In clinical practice, providing patient-centered care for transgender patients referred to as gender-affirming care means creating safe and inclusive spaces for patients. A few specific examples of how to create an inclusive space include providing gender-neutral bathrooms in the clinic, creating medical records that record gender-affirming names and pronouns, dedicated training for staff and providers, and universally asking patients what name we should use for them.

Cisgender patients may not understand the question, “what are your pronouns”, but asking the question “what name should I use for you” to all patients is a way to universal screen for gender identity and is a clear opportunity for transgender individuals to provide correct name and pronouns.

Regarding staff training, evidence shows that holding open forums with staff to discuss transgender biases can allow for targeted education[v]. There are high-quality free resources available to help with provider and staff education.

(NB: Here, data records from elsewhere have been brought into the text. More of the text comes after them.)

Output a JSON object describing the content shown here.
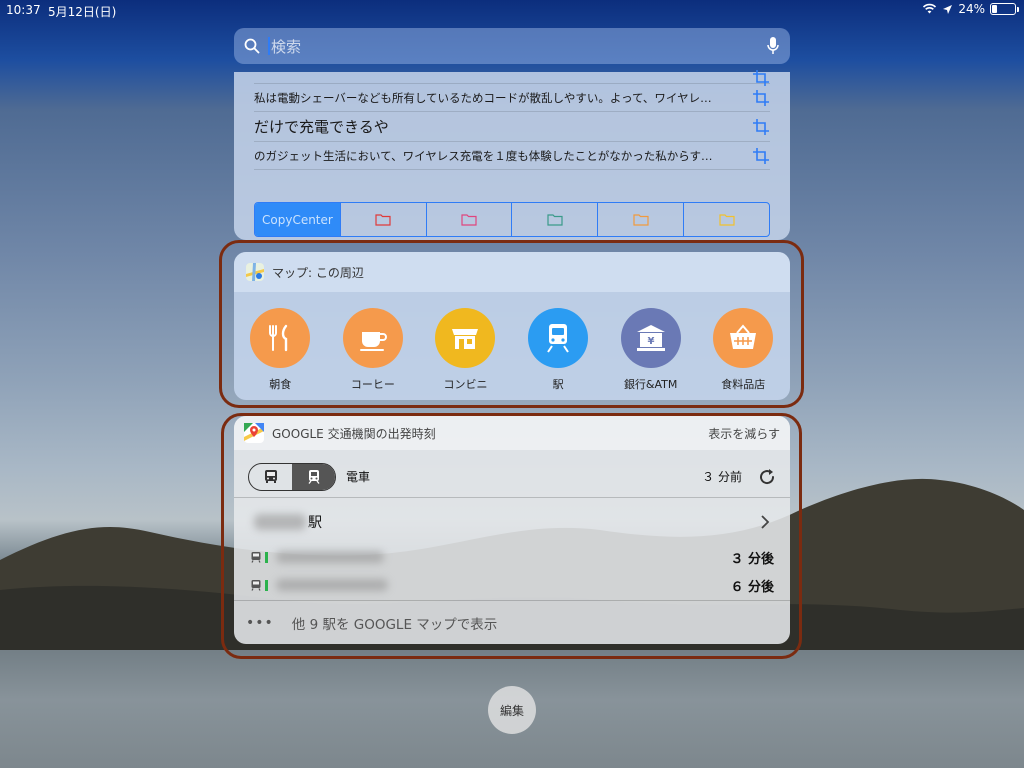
{
  "status_bar": {
    "time": "10:37",
    "date": "5月12日(日)",
    "battery": "24%",
    "battery_level": 0.24
  },
  "search": {
    "placeholder": "検索",
    "mic_icon": "microphone-icon"
  },
  "copy_center": {
    "items": [
      {
        "text": "私は電動シェーバーなども所有しているためコードが散乱しやすい。よって、ワイヤレ…"
      },
      {
        "text": "だけで充電できるや"
      },
      {
        "text": "のガジェット生活において、ワイヤレス充電を１度も体験したことがなかった私からす…"
      }
    ],
    "tabs": [
      "CopyCenter"
    ],
    "folder_colors": [
      "#e03a3a",
      "#e0457e",
      "#3a9a8a",
      "#f19a3e",
      "#f2c12e"
    ]
  },
  "maps": {
    "title": "マップ: この周辺",
    "categories": [
      {
        "label": "朝食",
        "icon": "fork-knife-icon",
        "color": "#f59a4c"
      },
      {
        "label": "コーヒー",
        "icon": "coffee-cup-icon",
        "color": "#f59a4c"
      },
      {
        "label": "コンビニ",
        "icon": "store-icon",
        "color": "#f0b81f"
      },
      {
        "label": "駅",
        "icon": "train-icon",
        "color": "#2b9cf2"
      },
      {
        "label": "銀行&ATM",
        "icon": "bank-icon",
        "color": "#6a79b5"
      },
      {
        "label": "食料品店",
        "icon": "basket-icon",
        "color": "#f59a4c"
      }
    ]
  },
  "transit": {
    "title": "GOOGLE 交通機関の出発時刻",
    "show_less": "表示を減らす",
    "mode_label": "電車",
    "updated": "３ 分前",
    "station_suffix": "駅",
    "departures": [
      {
        "time": "３ 分後"
      },
      {
        "time": "６ 分後"
      }
    ],
    "more": "他 9 駅を GOOGLE マップで表示"
  },
  "edit": {
    "label": "編集"
  }
}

The UCSF Center of Excellence for Transgender Health has an online Transgender Health Learning Center with helpful resources for healthcare providers, researchers, and the public. Fenway Health also has a thorough website with helpful information on gender-affirming care and support resources.

At an academic level, medical students and residents should receive training so that more providers are willing and able to provide quality gender-affirming care, easing transgender patients’ burden of teaching their providers.

Finally, physician advocacy regarding discriminatory policies such as the military transgender ban and anti-transgender bathroom bills can help highlight how such policies create structural barriers to well-being for transgender people.

As medical providers, we took an oath to serve all patients to the best of our ability and to do no harm. Just as we practice universal precautions for infection control, so should we practice universal respect.

One of the simplest things we can ask a patient is, ‘What name should I use for you?’. When we ask patients what their pronouns are it isn’t a silly exercise in semantics.

A name is an identity. It carries with it a personal story, self-worth, and, in this case, a commitment to live an authentic life despite real risks of danger and bigotry. Ilan’s story is a reminder of how providers can empower their patients and create safe spaces by listening and asking, ‘What is important to you?’


[i] The National Center for Transgender Equality. The Report of the 2015 US Transgender Survey. http://www.transequality.org/sites/default/files/docs/USTS-Executive-Summary-FINAL.PDF. Published December 2016. Accessed February 9, 2019.

[ii] Gonzales G and Henning-Smith C. Barriers to Care Among Transgender and Gender Non-Conforming Adults. Milbank Q. December 2017;95(4):726-48.

[iii] The National Center for Transgender Equality, National Gay and Lesbian Task Force. Injustice at Every Turn: A Report of the National Transgender Discrimination Survey. Transequality.org/PDFs/Executive_Summary.pdf. Accessed February 9, 2019.

[iv] Baldwin A, Dodge B, Schick VR, et al. Transgender and Genderqueer Individuals’ Experiences with Health Care Providers: What’s Working, What’s Not, and Where Do We Go from Here? J Health Care Poor Underserved. 2018;29(4):1300-18.

[v] Boskey E, Taghinia A, and Ganor O. Public Accommodation Laws and Gender Panic in Clinical Settings. AMA Journal of Ethics. November 2018; 20(11):E1067-74.